Beaver traps. (dave1/Flicker Creative Commons)

Beaver traps. (dave1/Flicker Creative Commons)

The Upper Lynn Canal Fish and Game Advisory Committee decided at a meeting this month to write a letter to the state in opposition of local trapping regulations in Skagway. Committee members say the local restrictions are overreaching.

In 2014, the Skagway borough assembly passed an ordinance that instated trapping restrictions in borough code. The trapping debate started when a resident saw a trap on public property near their house, and brought their concern to the municipality. Some people were worried about pets getting caught in traps.

“From there it kind of spiraled out of control, really,” said Skagway resident and fish and game advisory committee member Luke Rauscher.

It turned into a divisive issue in the community.

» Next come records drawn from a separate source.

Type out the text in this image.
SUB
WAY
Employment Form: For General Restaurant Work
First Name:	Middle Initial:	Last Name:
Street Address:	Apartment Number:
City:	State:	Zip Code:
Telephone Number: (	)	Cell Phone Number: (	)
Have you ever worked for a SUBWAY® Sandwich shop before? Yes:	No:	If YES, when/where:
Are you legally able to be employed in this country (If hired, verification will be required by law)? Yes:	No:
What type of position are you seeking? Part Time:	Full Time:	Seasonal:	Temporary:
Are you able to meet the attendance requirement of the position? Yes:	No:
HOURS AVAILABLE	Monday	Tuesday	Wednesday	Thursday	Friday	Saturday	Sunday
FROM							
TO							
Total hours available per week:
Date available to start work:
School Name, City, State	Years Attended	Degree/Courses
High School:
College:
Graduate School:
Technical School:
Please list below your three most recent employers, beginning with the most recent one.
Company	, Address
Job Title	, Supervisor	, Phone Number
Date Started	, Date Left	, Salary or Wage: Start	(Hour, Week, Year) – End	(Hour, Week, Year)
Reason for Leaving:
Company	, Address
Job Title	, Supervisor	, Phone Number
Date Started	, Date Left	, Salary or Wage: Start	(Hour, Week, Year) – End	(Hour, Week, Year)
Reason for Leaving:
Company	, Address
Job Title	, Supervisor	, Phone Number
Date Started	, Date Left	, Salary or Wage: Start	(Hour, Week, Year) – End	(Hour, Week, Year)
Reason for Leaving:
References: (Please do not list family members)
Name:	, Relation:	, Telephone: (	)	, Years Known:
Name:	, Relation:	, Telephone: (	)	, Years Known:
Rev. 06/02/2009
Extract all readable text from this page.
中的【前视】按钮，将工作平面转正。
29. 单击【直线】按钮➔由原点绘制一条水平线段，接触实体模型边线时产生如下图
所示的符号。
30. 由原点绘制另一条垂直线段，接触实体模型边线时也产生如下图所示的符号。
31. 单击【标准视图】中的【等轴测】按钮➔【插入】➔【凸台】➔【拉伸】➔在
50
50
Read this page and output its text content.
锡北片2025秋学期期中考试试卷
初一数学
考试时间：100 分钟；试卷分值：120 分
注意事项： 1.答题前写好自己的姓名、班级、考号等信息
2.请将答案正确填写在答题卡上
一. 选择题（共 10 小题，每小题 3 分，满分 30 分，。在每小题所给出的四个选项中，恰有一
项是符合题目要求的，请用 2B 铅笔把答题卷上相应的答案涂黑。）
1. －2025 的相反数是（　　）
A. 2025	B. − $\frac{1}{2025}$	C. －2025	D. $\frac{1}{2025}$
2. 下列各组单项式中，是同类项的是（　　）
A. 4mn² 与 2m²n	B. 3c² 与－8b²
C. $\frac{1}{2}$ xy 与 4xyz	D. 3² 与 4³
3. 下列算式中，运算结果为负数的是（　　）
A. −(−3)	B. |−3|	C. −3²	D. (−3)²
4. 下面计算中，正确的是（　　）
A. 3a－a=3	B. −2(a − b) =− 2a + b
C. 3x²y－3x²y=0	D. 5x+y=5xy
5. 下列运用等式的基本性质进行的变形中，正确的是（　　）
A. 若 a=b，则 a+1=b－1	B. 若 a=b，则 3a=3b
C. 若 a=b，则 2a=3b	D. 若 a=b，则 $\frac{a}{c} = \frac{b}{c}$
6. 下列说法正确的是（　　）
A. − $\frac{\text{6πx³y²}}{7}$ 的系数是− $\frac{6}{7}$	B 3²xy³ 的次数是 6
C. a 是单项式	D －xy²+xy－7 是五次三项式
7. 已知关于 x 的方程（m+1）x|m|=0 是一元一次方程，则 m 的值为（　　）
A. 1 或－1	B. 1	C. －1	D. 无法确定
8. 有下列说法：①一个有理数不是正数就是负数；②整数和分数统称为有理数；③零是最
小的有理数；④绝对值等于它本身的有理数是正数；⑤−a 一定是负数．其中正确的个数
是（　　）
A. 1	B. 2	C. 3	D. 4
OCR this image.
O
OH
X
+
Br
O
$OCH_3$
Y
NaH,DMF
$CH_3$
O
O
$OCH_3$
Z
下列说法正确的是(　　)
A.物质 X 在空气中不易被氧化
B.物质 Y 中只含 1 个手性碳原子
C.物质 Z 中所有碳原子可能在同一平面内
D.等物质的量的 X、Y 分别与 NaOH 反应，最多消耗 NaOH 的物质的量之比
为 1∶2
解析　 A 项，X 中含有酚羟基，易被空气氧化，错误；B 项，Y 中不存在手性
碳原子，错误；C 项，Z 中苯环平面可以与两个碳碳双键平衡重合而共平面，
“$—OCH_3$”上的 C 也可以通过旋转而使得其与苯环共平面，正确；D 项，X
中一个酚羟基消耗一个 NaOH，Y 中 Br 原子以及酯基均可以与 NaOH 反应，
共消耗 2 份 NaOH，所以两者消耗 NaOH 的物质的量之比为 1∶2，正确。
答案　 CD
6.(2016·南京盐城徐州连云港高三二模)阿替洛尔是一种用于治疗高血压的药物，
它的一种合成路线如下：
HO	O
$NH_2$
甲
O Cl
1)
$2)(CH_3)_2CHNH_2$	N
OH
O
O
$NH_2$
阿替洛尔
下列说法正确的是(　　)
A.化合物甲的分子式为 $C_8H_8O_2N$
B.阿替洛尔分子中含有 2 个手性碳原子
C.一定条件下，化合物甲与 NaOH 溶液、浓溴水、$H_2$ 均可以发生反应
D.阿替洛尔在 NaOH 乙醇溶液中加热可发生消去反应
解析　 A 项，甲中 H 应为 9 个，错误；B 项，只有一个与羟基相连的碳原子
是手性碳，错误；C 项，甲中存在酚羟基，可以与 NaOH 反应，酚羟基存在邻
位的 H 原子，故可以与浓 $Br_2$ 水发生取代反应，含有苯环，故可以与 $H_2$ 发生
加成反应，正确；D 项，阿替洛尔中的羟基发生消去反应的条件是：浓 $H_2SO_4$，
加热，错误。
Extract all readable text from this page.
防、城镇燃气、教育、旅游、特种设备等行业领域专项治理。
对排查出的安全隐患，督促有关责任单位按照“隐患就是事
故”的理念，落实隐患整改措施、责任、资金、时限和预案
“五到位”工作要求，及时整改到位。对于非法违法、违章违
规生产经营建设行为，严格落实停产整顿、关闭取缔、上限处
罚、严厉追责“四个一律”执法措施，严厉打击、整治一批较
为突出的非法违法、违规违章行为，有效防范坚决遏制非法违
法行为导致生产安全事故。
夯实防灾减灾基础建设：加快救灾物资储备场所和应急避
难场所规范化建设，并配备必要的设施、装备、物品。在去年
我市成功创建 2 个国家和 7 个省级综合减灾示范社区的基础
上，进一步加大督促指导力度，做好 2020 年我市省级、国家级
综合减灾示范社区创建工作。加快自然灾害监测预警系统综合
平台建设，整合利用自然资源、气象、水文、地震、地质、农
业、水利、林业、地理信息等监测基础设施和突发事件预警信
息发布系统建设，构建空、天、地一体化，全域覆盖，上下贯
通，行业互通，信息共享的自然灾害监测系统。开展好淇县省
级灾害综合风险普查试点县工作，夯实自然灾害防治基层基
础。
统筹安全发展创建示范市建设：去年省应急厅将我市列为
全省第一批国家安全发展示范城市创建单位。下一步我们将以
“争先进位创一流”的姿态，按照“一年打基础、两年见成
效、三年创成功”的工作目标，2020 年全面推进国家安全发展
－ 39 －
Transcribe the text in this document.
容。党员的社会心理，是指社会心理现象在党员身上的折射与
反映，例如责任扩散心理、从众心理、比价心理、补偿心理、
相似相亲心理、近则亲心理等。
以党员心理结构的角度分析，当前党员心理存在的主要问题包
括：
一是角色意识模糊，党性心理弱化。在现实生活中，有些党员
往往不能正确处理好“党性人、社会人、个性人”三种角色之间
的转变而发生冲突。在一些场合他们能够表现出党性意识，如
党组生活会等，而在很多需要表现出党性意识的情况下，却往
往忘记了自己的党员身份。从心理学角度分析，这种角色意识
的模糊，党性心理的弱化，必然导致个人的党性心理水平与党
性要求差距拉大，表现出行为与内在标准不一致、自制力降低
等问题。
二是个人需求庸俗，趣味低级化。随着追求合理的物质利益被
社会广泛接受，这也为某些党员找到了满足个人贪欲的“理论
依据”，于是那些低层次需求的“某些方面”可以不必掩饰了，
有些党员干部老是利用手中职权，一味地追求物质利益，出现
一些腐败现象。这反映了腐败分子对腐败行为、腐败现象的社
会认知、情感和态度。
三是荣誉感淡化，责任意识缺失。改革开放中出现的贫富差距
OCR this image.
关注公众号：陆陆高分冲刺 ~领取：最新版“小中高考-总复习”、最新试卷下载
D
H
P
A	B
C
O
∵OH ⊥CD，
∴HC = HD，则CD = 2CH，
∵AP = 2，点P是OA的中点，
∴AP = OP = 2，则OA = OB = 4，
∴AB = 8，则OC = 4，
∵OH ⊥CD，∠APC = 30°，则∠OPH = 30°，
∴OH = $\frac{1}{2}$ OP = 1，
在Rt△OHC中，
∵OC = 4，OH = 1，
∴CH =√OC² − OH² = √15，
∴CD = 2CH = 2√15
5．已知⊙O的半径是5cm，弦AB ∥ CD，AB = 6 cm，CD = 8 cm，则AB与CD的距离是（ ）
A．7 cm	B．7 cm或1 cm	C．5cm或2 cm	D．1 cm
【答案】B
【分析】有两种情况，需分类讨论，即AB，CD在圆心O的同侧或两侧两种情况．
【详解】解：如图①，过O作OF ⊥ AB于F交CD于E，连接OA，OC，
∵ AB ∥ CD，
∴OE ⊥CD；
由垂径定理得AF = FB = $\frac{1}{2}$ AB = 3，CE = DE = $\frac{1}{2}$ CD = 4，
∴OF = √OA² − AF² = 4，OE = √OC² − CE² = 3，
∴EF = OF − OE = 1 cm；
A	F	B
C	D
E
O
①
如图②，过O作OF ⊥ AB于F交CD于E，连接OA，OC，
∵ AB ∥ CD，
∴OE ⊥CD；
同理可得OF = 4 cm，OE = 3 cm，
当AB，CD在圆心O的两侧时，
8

After many meetings, the assembly approved a trapping ordinance that bans ground traps within an eighth of a mile of borough roads and trails, among other restrictions.

“And I guess my concern is that we have a municipality regulating and enforcing trapping regulations mostly based on ideology,” Rauscher said.

He says it seems the municipality is keeping the ordinance because it hasn’t been challenged. So, the committee decided they would challenge it.

“I don’t want to see the kind of environment or political climate that keeps telling us what we can’t do,” said committee member Terry Pardee.

Fish and Game Area Biologist Stephanie Sell was on the phone at the meeting. She agreed that Skagway’s trapping code is overreaching. She says state regulations are liberal in Unit 1D, which encompasses Skagway.

“As far as the state’s concerned, there’s really no restrictions for trapping besides you just have to mark your gear in the field and just be smart,” Sell said. “So the actual ordinance, they’re in that gray area where they’re flirting with regulating trapping.”

Sell says it’s the State Board of Game’s responsibility to regulate trapping, and Skagway is putting the cart before the horse by circumventing that body’s authority. She said the fish and game advisory committee should also have been consulted.

“I mean that’s the whole point of what you guys do, you’re the voice of the community to the state,” Sell said. “So it’s kind of undermining what you guys are meant to do.”

Skagway committee members Rauscher and John Tronrud and Haines member Randy Jackson plan to write a letter to the Alaska Fish and Game Commissioner and the State Department of Law. Jackson says one of the central complaints they’ll include is the fact that the advisory committee was not involved in the process Skagway took to pass the restrictions. At the next advisory committee meeting on November 20, Jackson says the group will review the letter.

Trapping for wolverine and beavers opens in early November and for marten in December.